In maniera simbolica ci sarà anche la visita a Melizzano simbolo rivoluzione culturale dove è stato realizzato un centro di recupero di rifiuti elettrici ed elettronici su un terreno confiscato alla camorra.
“Con gli incontri di oggi – ha detto Mortaruolo – vogliamo iniziare un percorso fatto di ascolto, di dialogo, di presenza sui territori e di sinergia perché la lotta alla camorra significa rilancio e riscatto del territorio.”
Il prossimo passo della commissione Anticamorra sarà portare in aula entro la fine dell’anno una proposta di revisione della legge sulla gestione e la valorizzazione dei beni confiscati.
“Tre le novità che saranno apportate alla legge del 2012 – ha spiegato Mocerino: una prima direttrice è quella di tener conto della programmazione europea per intercettare fondi utili alla ristrutturazione e alla riutilizzazione dei beni confiscati alla camorra; aiutare le start-up che vogliano operare in questo settore e sostenere le attività già in corso.
“La Regione dal canto suo – ha sottolineato Mocerino – partirà con uno stanziamento simbolico di due milioni euro all’anno.”
“Non può che passare dalla cooperazione di tutti nel rispetto dei ruoli istituzionali la tutela della legalità” – ha sottolineato il prefetto di Benevento, Paola Galeone, che ha rimarcato quanto “l’alternativa alla paura non sia il coraggio ma la verità”, evidenziando “quanto sia necessario da parte anche della Regione sostenere i Comuni nella gestione dei patrimoni confiscati affinché questi siano veri strumenti di rilancio del territorio.”
Dello stesso avviso è l’arcivescovo Felice Accrocca che ha sottolineato quanto sia “necessario costruire un diverso destino infrastrutturale del Sannio per promuovere sviluppo e percorsi di crescita del territorio affinché non vengano scelte vie traverse.”

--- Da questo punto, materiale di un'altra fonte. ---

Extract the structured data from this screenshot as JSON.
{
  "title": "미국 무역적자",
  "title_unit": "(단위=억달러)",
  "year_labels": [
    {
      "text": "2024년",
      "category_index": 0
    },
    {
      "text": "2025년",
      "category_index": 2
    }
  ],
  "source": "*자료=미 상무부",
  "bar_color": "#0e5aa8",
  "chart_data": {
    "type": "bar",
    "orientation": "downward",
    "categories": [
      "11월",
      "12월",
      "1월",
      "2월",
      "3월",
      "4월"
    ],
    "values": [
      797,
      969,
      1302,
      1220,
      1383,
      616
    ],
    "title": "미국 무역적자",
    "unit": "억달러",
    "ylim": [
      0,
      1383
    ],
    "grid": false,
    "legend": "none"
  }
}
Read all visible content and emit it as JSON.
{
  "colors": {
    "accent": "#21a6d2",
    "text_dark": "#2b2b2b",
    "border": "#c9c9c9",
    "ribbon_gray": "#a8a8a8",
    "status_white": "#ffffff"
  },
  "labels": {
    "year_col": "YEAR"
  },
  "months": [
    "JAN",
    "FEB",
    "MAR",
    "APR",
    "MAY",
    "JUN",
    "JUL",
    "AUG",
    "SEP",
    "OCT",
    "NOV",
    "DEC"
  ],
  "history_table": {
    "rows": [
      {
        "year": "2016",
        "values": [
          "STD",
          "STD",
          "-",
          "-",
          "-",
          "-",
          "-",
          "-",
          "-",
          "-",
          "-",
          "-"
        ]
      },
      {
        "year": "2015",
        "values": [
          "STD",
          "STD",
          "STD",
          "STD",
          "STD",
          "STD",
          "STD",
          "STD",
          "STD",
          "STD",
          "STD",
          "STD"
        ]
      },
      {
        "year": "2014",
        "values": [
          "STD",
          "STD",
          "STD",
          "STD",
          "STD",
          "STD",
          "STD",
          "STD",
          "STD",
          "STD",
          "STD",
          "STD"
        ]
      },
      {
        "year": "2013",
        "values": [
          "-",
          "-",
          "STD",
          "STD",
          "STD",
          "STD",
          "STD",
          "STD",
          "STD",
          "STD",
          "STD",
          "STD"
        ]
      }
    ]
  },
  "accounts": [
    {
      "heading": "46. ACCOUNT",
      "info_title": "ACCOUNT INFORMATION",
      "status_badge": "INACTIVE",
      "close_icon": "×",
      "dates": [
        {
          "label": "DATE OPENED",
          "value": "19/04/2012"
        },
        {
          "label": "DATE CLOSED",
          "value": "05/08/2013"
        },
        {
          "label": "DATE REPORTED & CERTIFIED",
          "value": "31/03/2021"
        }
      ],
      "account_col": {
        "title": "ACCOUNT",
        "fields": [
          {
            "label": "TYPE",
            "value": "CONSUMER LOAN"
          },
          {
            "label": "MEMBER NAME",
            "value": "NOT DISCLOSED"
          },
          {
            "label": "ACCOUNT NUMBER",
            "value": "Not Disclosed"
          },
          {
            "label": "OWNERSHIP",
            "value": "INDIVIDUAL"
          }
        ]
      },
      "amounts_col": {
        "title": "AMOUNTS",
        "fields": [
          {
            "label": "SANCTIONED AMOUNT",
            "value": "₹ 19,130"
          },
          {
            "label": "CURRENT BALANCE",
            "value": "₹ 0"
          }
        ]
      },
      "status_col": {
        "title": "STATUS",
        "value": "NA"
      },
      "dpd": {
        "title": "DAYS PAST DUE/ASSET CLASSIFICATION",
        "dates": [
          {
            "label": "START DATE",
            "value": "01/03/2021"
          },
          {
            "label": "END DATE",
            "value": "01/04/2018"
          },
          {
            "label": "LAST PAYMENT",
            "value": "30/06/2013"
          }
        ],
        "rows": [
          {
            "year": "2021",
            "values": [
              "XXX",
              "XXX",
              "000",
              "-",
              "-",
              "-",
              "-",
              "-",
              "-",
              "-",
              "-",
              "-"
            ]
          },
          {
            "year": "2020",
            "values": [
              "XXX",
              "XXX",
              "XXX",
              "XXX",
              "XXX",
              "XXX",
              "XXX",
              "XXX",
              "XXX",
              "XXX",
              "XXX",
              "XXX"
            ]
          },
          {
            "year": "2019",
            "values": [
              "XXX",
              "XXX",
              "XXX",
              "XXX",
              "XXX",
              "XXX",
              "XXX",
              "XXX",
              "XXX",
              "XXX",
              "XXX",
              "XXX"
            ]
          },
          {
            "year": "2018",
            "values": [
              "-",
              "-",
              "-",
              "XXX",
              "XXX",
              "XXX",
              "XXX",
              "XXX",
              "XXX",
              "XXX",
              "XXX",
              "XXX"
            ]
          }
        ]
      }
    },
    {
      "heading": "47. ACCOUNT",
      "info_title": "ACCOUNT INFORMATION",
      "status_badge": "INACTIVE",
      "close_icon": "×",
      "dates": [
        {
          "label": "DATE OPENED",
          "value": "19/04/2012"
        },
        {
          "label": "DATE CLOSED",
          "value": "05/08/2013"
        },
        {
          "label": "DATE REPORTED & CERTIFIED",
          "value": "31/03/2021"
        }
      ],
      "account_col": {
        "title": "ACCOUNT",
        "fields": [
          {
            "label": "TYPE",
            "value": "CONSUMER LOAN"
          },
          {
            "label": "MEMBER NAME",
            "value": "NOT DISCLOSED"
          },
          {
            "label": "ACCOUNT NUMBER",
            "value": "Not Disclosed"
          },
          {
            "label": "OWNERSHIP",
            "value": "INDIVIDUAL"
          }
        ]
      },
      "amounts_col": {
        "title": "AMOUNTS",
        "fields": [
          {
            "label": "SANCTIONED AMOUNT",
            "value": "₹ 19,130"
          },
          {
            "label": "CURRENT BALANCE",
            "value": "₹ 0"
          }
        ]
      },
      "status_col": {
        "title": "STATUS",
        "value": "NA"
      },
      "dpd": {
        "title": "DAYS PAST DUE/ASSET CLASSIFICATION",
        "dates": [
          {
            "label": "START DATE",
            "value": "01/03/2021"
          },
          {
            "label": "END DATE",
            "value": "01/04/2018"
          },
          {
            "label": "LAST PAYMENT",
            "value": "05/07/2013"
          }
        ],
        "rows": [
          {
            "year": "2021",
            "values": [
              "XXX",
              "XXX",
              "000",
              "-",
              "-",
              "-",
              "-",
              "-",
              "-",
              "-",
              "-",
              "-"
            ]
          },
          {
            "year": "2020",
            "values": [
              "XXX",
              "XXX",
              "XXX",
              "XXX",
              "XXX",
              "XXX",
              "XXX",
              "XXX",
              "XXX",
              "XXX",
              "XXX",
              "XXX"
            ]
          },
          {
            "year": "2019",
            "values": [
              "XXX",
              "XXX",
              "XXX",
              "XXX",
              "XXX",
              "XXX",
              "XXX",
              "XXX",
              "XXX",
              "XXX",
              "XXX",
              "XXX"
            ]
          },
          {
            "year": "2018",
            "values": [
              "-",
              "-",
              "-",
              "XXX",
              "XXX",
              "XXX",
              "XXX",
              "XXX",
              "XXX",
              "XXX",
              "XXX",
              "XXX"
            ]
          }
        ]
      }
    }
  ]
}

“Avere il coraggio di sporcarsi le mani e di schierarsi per la giustizia sociale praticando legalità e solidarietà è stato il monito del vescovo della Diocesi di Cerreto Sannita-Telese Terme-Sant’Agata de’ Goti, Domenico Battaglia, che ha evidenziato, insieme ad Accrocca, il ruolo educativo della chiesa e ha chiesto “alla politica di essere onesta e allo Stato di essere presente.”
IL COMMENTO DI MORTARUOLO – “Con la nostra presenza nel Sannio – ha commentato il consigliere regionale Mortaruolo al termine dell’audizione – abbiamo voluto ribadire che la Regione è al fianco delle Forze dell’Ordine, di tutte le Istituzioni locali e dei cittadini nel solco di una unità vera, autentica e profonda nella lotta ai poteri criminali. Grazie al presidente della Commissione, Carmine Mocerino e con lui a tutto l’ufficio di presidenza e ai colleghi consiglieri che hanno voluto essere quest’oggi nel Sannio per la sensibilità ancora una volta dimostrata verso la comunità provinciale di Benevento e le sue problematiche. Grazie infine ai Vescovi, alle Istituzioni civili e militari, agli Amministratori di Bonea e di Melizzano perchè, come ho più volte ribadito, solo camminando insieme potremo riaffermare i valori della nostra terra in particolare quelli della legalità e del rispetto dell’altro”.